La oración se aferra de la Omnipotencia y nos da la victoria. El cristiano obtiene de rodillas la fortaleza para resistir la tentación… La oración del alma, silenciosa y ferviente, se eleva como santo incienso hacia el trono de la gracia, y será tan aceptable a Dios como si hubiera sido ofrecida en el santuario. Para todos los que lo buscan de este modo, Cristo llega a ser una ayuda efectiva en tiempo de necesidad. Serán fuertes en el día de la prueba.—Testimonies for the Church 4:616.

Ser alabado como lo fue Cornelio es un extraordinario favor para cualquiera en esta vida. ¿Y en qué se basaba esta recomendación? “Tus oraciones y tus limosnas han subido para memoria delante de Dios”. Hechos 10:4.

Ni las oraciones ni las limosnas tienen virtud alguna para recomendar al pecador ante Dios; la gracia de Cristo, por medio de su sacrificio expiatorio, es lo único que puede renovar el corazón y lograr que nuestro servicio sea aceptable a Dios. Esta gracia había obrado en el corazón de Cornelio. El Espíritu de Cristo había hablado a su alma; Jesús lo había atraído y él se había sometido a esta atracción.

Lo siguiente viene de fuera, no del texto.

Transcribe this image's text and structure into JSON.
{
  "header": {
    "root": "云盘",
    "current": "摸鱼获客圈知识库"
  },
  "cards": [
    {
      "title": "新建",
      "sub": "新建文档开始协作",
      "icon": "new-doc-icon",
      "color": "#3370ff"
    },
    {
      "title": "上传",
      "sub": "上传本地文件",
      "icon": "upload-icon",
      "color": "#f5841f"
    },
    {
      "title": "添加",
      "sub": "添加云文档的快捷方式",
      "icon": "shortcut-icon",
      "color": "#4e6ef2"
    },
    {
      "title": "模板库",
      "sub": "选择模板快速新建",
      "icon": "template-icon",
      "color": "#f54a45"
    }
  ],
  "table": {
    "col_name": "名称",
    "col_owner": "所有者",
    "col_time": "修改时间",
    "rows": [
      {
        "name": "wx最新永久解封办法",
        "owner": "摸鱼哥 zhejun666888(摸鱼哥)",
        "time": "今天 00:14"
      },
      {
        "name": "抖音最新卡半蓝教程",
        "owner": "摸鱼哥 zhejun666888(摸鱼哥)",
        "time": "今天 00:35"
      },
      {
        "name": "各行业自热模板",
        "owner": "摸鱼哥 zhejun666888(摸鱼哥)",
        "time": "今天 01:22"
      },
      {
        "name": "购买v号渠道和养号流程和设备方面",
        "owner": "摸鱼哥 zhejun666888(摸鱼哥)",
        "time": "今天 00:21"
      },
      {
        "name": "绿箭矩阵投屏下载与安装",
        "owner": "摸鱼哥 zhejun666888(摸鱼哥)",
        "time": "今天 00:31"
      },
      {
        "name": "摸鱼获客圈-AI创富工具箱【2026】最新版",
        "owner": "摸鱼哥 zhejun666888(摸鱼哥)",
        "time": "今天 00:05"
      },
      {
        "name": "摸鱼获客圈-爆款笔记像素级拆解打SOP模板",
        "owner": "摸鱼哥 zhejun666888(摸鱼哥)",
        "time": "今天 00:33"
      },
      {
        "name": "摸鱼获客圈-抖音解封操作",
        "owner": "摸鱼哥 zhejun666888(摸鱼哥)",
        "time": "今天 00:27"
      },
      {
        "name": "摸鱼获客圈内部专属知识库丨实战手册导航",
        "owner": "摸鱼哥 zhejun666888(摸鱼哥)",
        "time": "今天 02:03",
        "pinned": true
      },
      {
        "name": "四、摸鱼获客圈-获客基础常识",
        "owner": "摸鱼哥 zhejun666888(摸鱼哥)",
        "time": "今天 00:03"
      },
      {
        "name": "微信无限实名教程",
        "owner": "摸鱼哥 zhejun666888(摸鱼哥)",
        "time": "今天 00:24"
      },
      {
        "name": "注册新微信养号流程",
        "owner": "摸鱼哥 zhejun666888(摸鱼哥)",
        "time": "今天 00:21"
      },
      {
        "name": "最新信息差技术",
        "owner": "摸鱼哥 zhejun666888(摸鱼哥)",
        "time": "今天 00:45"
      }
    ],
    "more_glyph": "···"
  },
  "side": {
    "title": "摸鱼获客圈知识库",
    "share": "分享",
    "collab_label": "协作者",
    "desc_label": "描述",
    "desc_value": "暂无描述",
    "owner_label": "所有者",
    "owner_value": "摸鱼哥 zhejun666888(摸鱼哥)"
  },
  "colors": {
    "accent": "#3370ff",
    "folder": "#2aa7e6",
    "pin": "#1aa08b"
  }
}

Sus oraciones y sus limosnas no eran el resultado de la imposición ni de la extorsión; no eran el precio que estaba tratando de pagar para asegurarse el cielo; eran el fruto del amor y de la gratitud a Dios.

Tal oración, procedente de un corazón sincero, asciende como incienso delante del Señor; y las ofrendas para su causa y los dones para los necesitados y sufrientes, son un sacrificio que le agrada…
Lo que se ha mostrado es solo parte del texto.